Looking back upon the past sixty years, how and whereby did art have an impact on public discourse? What kind of debates were initiated by certain works of art? How did artists contribute to public debates? Questions such as these are at the centre of the exhibition "BILDERBEDARF. The Civic and the Arts" that opens on October 20, 2012, at the Staatliche Kunsthalle Baden-Baden.
BILDERBEDARF takes a retrospective look on the time since 1945. The works of art that are on display at the exhibition have been selected according to criteria that, at first, might seem unusual: Our point of interest was the concrete and therefore verifiable effect these works of art had in the realm of the civil society. Correspondingly, the exhibition illustrates how individual works of art have not only been received in terms of their aesthetic quality but, beyond that, have become meaningful symbols for society.
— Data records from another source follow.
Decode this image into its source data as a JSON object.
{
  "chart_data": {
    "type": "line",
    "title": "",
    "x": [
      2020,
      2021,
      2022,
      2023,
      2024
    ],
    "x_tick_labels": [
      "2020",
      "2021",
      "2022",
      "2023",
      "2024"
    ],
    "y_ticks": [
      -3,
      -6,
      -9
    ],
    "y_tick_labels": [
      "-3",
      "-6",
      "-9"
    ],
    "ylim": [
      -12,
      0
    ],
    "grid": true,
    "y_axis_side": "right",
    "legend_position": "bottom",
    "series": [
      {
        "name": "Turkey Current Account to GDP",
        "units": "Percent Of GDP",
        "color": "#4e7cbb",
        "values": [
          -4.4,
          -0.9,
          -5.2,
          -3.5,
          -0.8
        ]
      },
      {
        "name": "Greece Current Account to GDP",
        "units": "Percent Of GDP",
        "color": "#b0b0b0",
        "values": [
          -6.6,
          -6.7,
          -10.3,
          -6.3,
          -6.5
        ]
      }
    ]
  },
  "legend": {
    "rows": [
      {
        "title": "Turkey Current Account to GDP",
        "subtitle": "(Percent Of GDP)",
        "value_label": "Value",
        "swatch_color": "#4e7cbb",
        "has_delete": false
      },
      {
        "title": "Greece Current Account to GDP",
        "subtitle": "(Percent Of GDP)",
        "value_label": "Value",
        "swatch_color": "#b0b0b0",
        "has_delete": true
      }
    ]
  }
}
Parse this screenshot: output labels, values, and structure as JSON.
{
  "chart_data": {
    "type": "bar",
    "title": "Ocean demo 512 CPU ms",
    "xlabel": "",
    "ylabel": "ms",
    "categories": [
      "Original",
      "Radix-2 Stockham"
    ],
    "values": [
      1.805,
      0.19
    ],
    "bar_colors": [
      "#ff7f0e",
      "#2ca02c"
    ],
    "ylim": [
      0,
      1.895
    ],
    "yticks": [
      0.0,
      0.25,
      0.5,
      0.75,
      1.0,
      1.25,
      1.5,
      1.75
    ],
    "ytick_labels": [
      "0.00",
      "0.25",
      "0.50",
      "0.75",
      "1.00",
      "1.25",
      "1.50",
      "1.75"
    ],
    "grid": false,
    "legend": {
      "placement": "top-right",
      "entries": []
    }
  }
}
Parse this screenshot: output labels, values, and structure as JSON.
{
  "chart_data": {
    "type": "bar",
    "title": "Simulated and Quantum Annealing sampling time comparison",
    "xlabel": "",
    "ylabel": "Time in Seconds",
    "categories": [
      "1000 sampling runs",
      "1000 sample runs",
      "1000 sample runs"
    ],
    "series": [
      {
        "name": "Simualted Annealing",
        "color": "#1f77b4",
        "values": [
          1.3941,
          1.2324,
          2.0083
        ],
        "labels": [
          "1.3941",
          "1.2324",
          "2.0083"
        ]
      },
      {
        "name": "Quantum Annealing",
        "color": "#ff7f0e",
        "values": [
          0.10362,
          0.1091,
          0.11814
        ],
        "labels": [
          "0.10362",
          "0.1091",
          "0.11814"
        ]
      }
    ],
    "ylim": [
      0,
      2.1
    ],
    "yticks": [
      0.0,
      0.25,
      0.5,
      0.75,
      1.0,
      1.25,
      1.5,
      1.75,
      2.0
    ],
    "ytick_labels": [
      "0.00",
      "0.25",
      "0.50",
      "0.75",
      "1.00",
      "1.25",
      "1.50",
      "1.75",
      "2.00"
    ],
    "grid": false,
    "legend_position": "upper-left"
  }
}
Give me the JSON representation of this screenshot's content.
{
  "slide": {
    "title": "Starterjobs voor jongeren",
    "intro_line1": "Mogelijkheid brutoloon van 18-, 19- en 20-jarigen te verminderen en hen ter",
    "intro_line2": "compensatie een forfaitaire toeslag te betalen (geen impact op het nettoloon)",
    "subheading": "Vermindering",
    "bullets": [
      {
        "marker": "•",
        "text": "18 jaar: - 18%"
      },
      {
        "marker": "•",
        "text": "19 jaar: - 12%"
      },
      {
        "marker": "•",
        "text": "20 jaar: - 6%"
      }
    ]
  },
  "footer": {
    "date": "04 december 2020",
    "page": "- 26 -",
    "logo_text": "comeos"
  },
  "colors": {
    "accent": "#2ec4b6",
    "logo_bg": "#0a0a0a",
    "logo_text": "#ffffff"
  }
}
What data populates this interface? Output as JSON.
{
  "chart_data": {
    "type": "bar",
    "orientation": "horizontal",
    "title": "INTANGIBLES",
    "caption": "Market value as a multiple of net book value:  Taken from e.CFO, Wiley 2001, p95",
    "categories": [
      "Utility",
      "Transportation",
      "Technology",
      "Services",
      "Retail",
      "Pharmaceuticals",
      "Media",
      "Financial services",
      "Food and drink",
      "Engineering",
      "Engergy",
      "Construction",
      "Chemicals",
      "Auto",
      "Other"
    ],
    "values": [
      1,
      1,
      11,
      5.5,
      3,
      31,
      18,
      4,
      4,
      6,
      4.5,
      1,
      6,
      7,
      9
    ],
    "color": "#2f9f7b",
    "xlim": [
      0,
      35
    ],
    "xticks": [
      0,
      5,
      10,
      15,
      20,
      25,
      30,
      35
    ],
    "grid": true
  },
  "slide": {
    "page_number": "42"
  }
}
A central work of art shown in the exhibition BILDERBEDARF is Gerhard Richter's painting "Onkel Rudi". The story of its reception serves well to illustrate how art has had an influence on public discourse by addressing the subject of historical injustice. In 1968 the German art dealer and curator René Block travelled to Prague. He was transporting works of art by German artists – such as Gerhard Richter's painting "Onkel Rudi" that shows his uncle, wearing German Wehrmacht uniform – in order to exhibit them there. Afterwards, they were meant to be given to the village of Lidice as a gift and for compensation. Lidice had been completely destroyed be German forces in 1942. Yet the artworks soon had to be relocated: After the invasion of Soviet troops and the abrupt ending of the Prague Spring, they were brought to a safe place and disappeared. It was only thirty years later that these works of art were found again close to Prague and that they were officially given to the municpality of Lidice. Thus, a private initiative has turned into a symbolical act of ethical compensation.
In a more direct manner, Christoph Schlingensief's project "Ausländer Raus!" ("Foreigners Out!") that took place in 2000 has has an effect on civic life. Invited by Luc Bondy, the artistic director of the Wiener Festiwochen (Vienna Festival), Christoph Schlingensief established a container village for immigrants close-by the Vienna State Opera. In the style of popular TV shows like "Big Brother", people could vote for the eviction of participants by telephone and on the Internet. The "winner" was supposed to receive a permanent residence authorisation through marrying an Austrian. Schlingensief's project coincides with the ruling of the conservative Austrian People's Party and right-wing populist Freedom Party of Autria (FPÖ) under the aegis of Jörg Haider. His staged deportation was broadly covered by the media and evoked lifely public debates.
Gerhard Richter's painting "Onkel Rudi" and Christoph Schlingensief's project "Ausländer Raus!" are only two of many more examples of the exhibition BILDERBEDARF which traces the impact of art on public discourse. A poetic contribution to support this claim is made by Francis Alÿs’ installation "When Faith Moves Mountains". For this project that was realised in 2002 in Lima he found more than 500 volunteers to make an attempt at literally moving a mountain - equipped with nothing but shovels and good will. This powerful as much as seemingly ineffective act against the laws of nature serves as a parable for the utopian aim of the exhibition.